参院選9党首討論会、物価高対策で論戦 自民「エネルギーや食料品に集中」 野党「消費税減税」や「現金給付」

公開討論会に臨む与野党の各党首。左から社民党の福島党首、国民民主党の玉木代表、日本維新の会の松井代表、立憲民主党の泉代表、自民党総裁の岸田首相、公明党の山口代表、共産党の志位委員長、れいわ新選組の山本代表、NHK党の立花党首=21日、東京都千代田区の日本記者クラブで

 第26回参院選は22日公示され、7月10日の投開票に向けて選挙戦が始まる。与野党9党の党首は21日、日本記者クラブ主催の討論会で、ロシアのウクライナ侵攻や円安に伴う物価高への対策を中心に論戦を交わした。与党側が消費税率10%からの引き下げを否定してガソリンや食料品の高騰対策に注力する考えを示したのに対し、野党側は消費税率の引き下げや現金給付といった直接的な家計支援策の必要性を訴え、対立軸が鮮明になった。(我那覇圭)

 岸田文雄首相(自民党総裁)は「エネルギーと食料品が日本の物価高騰のポイント。そこに集中して政策を用意している」と強調。石油元売りへの補助金を通じた価格抑制策の継続のほか、農産品の生産コストの削減に向けた支援金の創設を決めたことなどを説明した。消費税に関しては「社会保障の安定財源と位置付けられている。減税は考えない」と述べた。

 一方、立憲民主党の泉健太代表は「岸田インフレ、この物価高を放置していいはずがない」と批判。「消費税引き下げは急激な円安、物価高の局面においては極めて有効な消費喚起策だ」と消費税率の5%への時限的な引き下げを求めた。政府が製粉会社に売り渡している輸入小麦価格の即時引き下げや、円安を加速させかねない大規模な金融緩和策の転換を迫った。

 日本維新の会や共産、国民民主の各党も消費税減税を求め、社民党は消費税の3年間ゼロを要求。維新の松井一郎代表は「今は非常事態。個人消費を拡大する一番の経済対策は、消費税を5%にすることだ」と述べた。れいわ新選組の山本太郎代表は消費税廃止を訴えた。

 公明党の山口那津男代表は、消費税収が年金の国庫負担や介護保険料の軽減などに充てられていると説明した上で「税率引き下げ分の財源を確保できなければ、社会保障の充実ができなくなる可能性がある」と反論。子育て支援策のさらなる拡充を掲げた。
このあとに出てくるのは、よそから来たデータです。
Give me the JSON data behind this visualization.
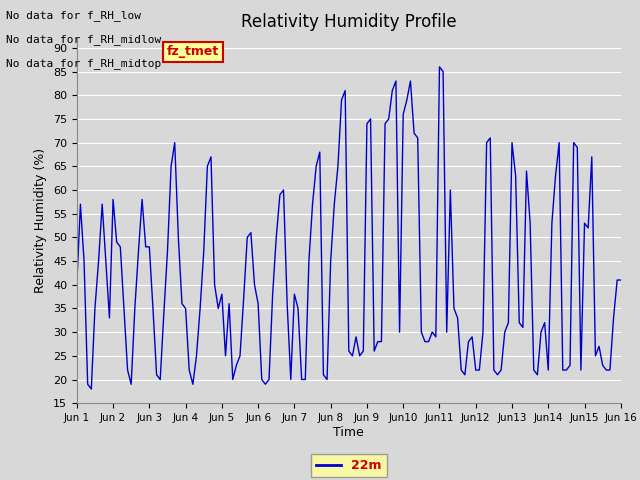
{
  "title": "Relativity Humidity Profile",
  "ylabel": "Relativity Humidity (%)",
  "xlabel": "Time",
  "legend_label": "22m",
  "line_color": "#0000cc",
  "legend_line_color": "#0000cc",
  "ylim": [
    15,
    92
  ],
  "yticks": [
    15,
    20,
    25,
    30,
    35,
    40,
    45,
    50,
    55,
    60,
    65,
    70,
    75,
    80,
    85,
    90
  ],
  "bg_color": "#d8d8d8",
  "plot_bg_color": "#d8d8d8",
  "annotations_outside": [
    "No data for f_RH_low",
    "No data for f_RH_midlow",
    "No data for f_RH_midtop"
  ],
  "legend_box_color": "#ffff99",
  "legend_text_color": "#cc0000",
  "xtick_labels": [
    "Jun 1",
    "Jun 2",
    "Jun 3",
    "Jun 4",
    "Jun 5",
    "Jun 6",
    "Jun 7",
    "Jun 8",
    "Jun 9",
    "Jun10",
    "Jun11",
    "Jun12",
    "Jun13",
    "Jun14",
    "Jun15",
    "Jun 16"
  ],
  "x_values": [
    0.0,
    0.1,
    0.2,
    0.3,
    0.4,
    0.5,
    0.6,
    0.7,
    0.8,
    0.9,
    1.0,
    1.1,
    1.2,
    1.3,
    1.4,
    1.5,
    1.6,
    1.7,
    1.8,
    1.9,
    2.0,
    2.1,
    2.2,
    2.3,
    2.4,
    2.5,
    2.6,
    2.7,
    2.8,
    2.9,
    3.0,
    3.1,
    3.2,
    3.3,
    3.4,
    3.5,
    3.6,
    3.7,
    3.8,
    3.9,
    4.0,
    4.1,
    4.2,
    4.3,
    4.4,
    4.5,
    4.6,
    4.7,
    4.8,
    4.9,
    5.0,
    5.1,
    5.2,
    5.3,
    5.4,
    5.5,
    5.6,
    5.7,
    5.8,
    5.9,
    6.0,
    6.1,
    6.2,
    6.3,
    6.4,
    6.5,
    6.6,
    6.7,
    6.8,
    6.9,
    7.0,
    7.1,
    7.2,
    7.3,
    7.4,
    7.5,
    7.6,
    7.7,
    7.8,
    7.9,
    8.0,
    8.1,
    8.2,
    8.3,
    8.4,
    8.5,
    8.6,
    8.7,
    8.8,
    8.9,
    9.0,
    9.1,
    9.2,
    9.3,
    9.4,
    9.5,
    9.6,
    9.7,
    9.8,
    9.9,
    10.0,
    10.1,
    10.2,
    10.3,
    10.4,
    10.5,
    10.6,
    10.7,
    10.8,
    10.9,
    11.0,
    11.1,
    11.2,
    11.3,
    11.4,
    11.5,
    11.6,
    11.7,
    11.8,
    11.9,
    12.0,
    12.1,
    12.2,
    12.3,
    12.4,
    12.5,
    12.6,
    12.7,
    12.8,
    12.9,
    13.0,
    13.1,
    13.2,
    13.3,
    13.4,
    13.5,
    13.6,
    13.7,
    13.8,
    13.9,
    14.0,
    14.1,
    14.2,
    14.3,
    14.4,
    14.5,
    14.6,
    14.7,
    14.8,
    14.9,
    15.0
  ],
  "y_values": [
    40,
    57,
    45,
    19,
    18,
    35,
    45,
    57,
    45,
    33,
    58,
    49,
    48,
    35,
    22,
    19,
    35,
    47,
    58,
    48,
    48,
    35,
    21,
    20,
    34,
    47,
    65,
    70,
    50,
    36,
    35,
    22,
    19,
    25,
    35,
    47,
    65,
    67,
    40,
    35,
    38,
    25,
    36,
    20,
    23,
    25,
    37,
    50,
    51,
    40,
    36,
    20,
    19,
    20,
    38,
    50,
    59,
    60,
    36,
    20,
    38,
    35,
    20,
    20,
    45,
    57,
    65,
    68,
    21,
    20,
    45,
    57,
    65,
    79,
    81,
    26,
    25,
    29,
    25,
    26,
    74,
    75,
    26,
    28,
    28,
    74,
    75,
    81,
    83,
    30,
    76,
    79,
    83,
    72,
    71,
    30,
    28,
    28,
    30,
    29,
    86,
    85,
    30,
    60,
    35,
    33,
    22,
    21,
    28,
    29,
    22,
    22,
    30,
    70,
    71,
    22,
    21,
    22,
    30,
    32,
    70,
    63,
    32,
    31,
    64,
    53,
    22,
    21,
    30,
    32,
    22,
    53,
    63,
    70,
    22,
    22,
    23,
    70,
    69,
    22,
    53,
    52,
    67,
    25,
    27,
    23,
    22,
    22,
    33,
    41,
    41
  ]
}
 物価高への対策では、賃金の引き上げを求める声も相次いだ。共産の志位和夫委員長と社民の福島瑞穂党首は、全国平均で時給930円となっている最低賃金を1500円に引き上げるべきだと主張した。

 国民の玉木雄一郎代表は「積極財政への転換」を掲げ、国民1人に一律10万円の「インフレ手当」を支給する考えを表明。NHK党の立花孝志党首は、年金生活者のNHK受信料の無料化を提案した。